A Embraer não é uma empresa que tenha um dono. Cerca de 65% de seu capital está pulverizado no mercado. Tem como principais acionistas a norte-americana Brandes (15% do total), a Mondrian (10%), o BNDES (5%) e o fundo Blackrock (5%). O Tesouro brasileiro possui uma golden share, ou prerrogativa de vetar qualquer negócio que contrarie o interesse nacional.

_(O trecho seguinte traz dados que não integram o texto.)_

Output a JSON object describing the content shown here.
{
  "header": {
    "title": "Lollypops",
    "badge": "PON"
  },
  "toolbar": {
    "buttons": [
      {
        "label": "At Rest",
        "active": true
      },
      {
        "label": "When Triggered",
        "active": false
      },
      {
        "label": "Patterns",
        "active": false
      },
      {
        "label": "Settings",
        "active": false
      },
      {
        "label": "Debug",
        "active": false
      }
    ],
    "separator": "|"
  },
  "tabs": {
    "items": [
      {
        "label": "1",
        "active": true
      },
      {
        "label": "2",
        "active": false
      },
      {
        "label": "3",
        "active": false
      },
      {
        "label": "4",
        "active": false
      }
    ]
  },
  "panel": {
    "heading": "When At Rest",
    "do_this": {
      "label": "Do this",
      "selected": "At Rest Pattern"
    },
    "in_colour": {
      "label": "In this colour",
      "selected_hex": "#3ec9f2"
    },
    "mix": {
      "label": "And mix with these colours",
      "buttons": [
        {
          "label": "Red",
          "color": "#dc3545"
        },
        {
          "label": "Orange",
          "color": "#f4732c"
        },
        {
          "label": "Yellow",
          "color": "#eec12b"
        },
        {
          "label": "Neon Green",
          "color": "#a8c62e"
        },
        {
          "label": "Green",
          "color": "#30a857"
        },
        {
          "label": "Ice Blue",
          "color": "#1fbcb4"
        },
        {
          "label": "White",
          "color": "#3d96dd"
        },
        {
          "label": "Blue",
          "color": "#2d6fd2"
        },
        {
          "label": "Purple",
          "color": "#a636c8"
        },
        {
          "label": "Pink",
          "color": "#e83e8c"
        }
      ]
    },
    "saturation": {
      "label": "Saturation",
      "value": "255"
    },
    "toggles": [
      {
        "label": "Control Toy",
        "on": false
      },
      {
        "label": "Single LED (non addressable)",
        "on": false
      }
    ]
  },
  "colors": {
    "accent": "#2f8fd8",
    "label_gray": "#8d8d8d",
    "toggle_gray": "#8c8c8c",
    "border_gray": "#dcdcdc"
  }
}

A proposta em negociação não está clara. Mas não dá para dizer que seja de compra pela Boeing. Por disposição estatutária, nenhum acionista pode ter mais do que 35% das ações da empresa.
Mas já dá para antever algumas das vantagens de que desfrutaria a Embraer a partir de uma associação com a Boeing. A primeira delas seria o fortalecimento do seu próprio segmento do mercado que está sendo deslealmente atacado pela Bombardier e pode enfrentar forte concorrência de novos players, especialmente da China, do Japão e da Coreia do Sul. Segunda vantagem, a Embraer poderia partilhar com a Boeing a faixa de aviões de grande porte. E, terceira, ganharia importante reforço em seu capital.
Não faz sentido o discurso de que a Embraer também fabrica aviões militares e, por isso, não se podem misturar interesses das empresas por motivos de segurança nacional. É difícil imaginar que os produtos da Embraer para fins militares sejam segredos importantes para os norte-americanos – até porque qualquer um dos produtos pode ser adquirido no mercado. Em segundo lugar, a Boeing tem mais abrangência e produtos de defesa do que a Embraer.
De todo modo, antes de conhecer melhor o que está em jogo, não se terão os principais elementos para uma melhor avaliação desse pretendido acordo.